O segundo discurso representou um carcereiro que, sendo responsável por manter
a ordem na prisão, sofreu abuso físico e psicológico por parte do marido. A
última aluna reproduziu as idéias de uma mulher multimilionária que tinha
viajado por todo o mundo, mas ele precisava da companhia de um homem a sair, e
não podia tomar suas próprias decisões. Com isso, pretendia-se que as crianças
/ opinassem sobre quais delas possuíam maior liberdade. A resposta foi clara:
todos apostaram no prisioneiro.
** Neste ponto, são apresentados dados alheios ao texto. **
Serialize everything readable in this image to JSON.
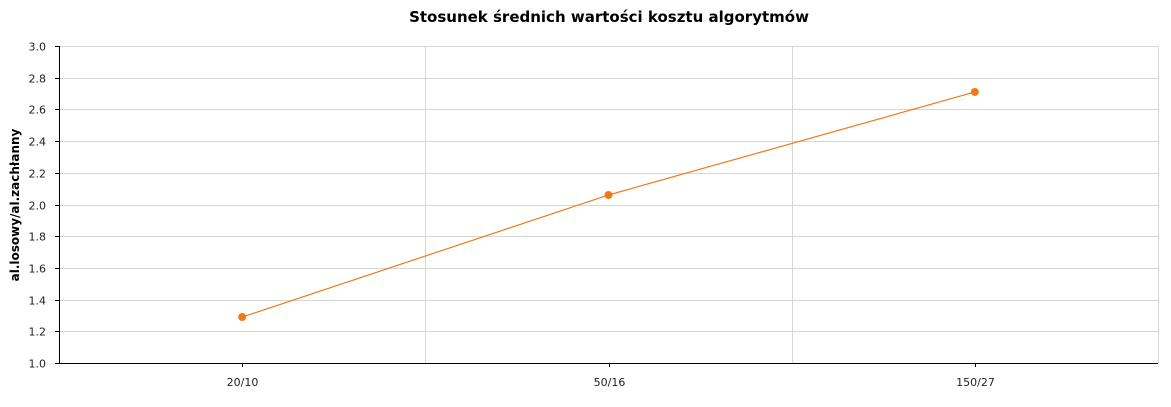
{
  "chart_data": {
    "type": "line",
    "title": "Stosunek średnich wartości kosztu algorytmów",
    "xlabel": "",
    "ylabel": "al.losowy/al.zachłanny",
    "categories": [
      "20/10",
      "50/16",
      "150/27"
    ],
    "series": [
      {
        "values": [
          1.29,
          2.06,
          2.71
        ],
        "color": "#f07a1a"
      }
    ],
    "ylim": [
      1.0,
      3.0
    ],
    "yticks": [
      "1.0",
      "1.2",
      "1.4",
      "1.6",
      "1.8",
      "2.0",
      "2.2",
      "2.4",
      "2.6",
      "2.8",
      "3.0"
    ],
    "grid": true,
    "legend": "none"
  }
}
O diálogo sobre o assunto se difunde mais do
que o esperado e ideias tão interessantes quanto a liberdade de pensamento é
uma condição de possibilidade para o desfrute de qualquer outro tipo de
liberdade.”
Na conclusão os autores contaram que
ao final das sessões distribuíram questionários para nos informar sobre os
aspectos negativos e positivos da atividade, bem como as habilidades que eles
consideraram ter adquirido. “Entre os elementos positivos das sessões, as
crianças destacaram: "dê sua própria opinião", "expresse-se
livremente", "a existência de novos conteúdos todos os dias",
"conheça as opiniões dos outros", "fale sem discutir" ,
"Expressar emoções", "resolver problemas" e "ouvir os
parceiros".
Analisaram ainda que as crianças
foram capazes de pensar mais sobre si mesmas e sobre seus pares, como também
discutir questões que não seriam postas em outros contextos. “Finalmente, com
relação às habilidades adquiridas, elas apontaram respostas muito diversas:
"respeitando os outros", "mantendo a palavra", "sendo
mais feliz", "valorizando a família", "vendo as coisas de
um ponto de vista diferente". "Ajude os outros em seus
problemas", "seja paciente" ou "entenda o significado de
alguns sentimentos", entre outros.” Salientaram que um dos pontos mais
importantes foi a interação com o outro, como também dar “ferramentas” às
crianças, para além dos conteúdos, que também foram aprendidos. “Uma das razões
que eles argumentaram para participar das sessões da FpN foi que neles
"você pode falar sobre questões importantes" ou "porque aqui
falamos de coisas mais interessantes". As crianças foram encorajadas a
expressar o que as afeta e que está à frente de todos os conteúdos que são
fornecidos diariamente. Em suma, podemos dizer que, embora às vezes tenhamos
sido ultrapassados pela nossa pequena experiência pedagógica, estamos
satisfeitos com o trabalho realizado e, sem dúvida, vamos repeti-lo novamente.”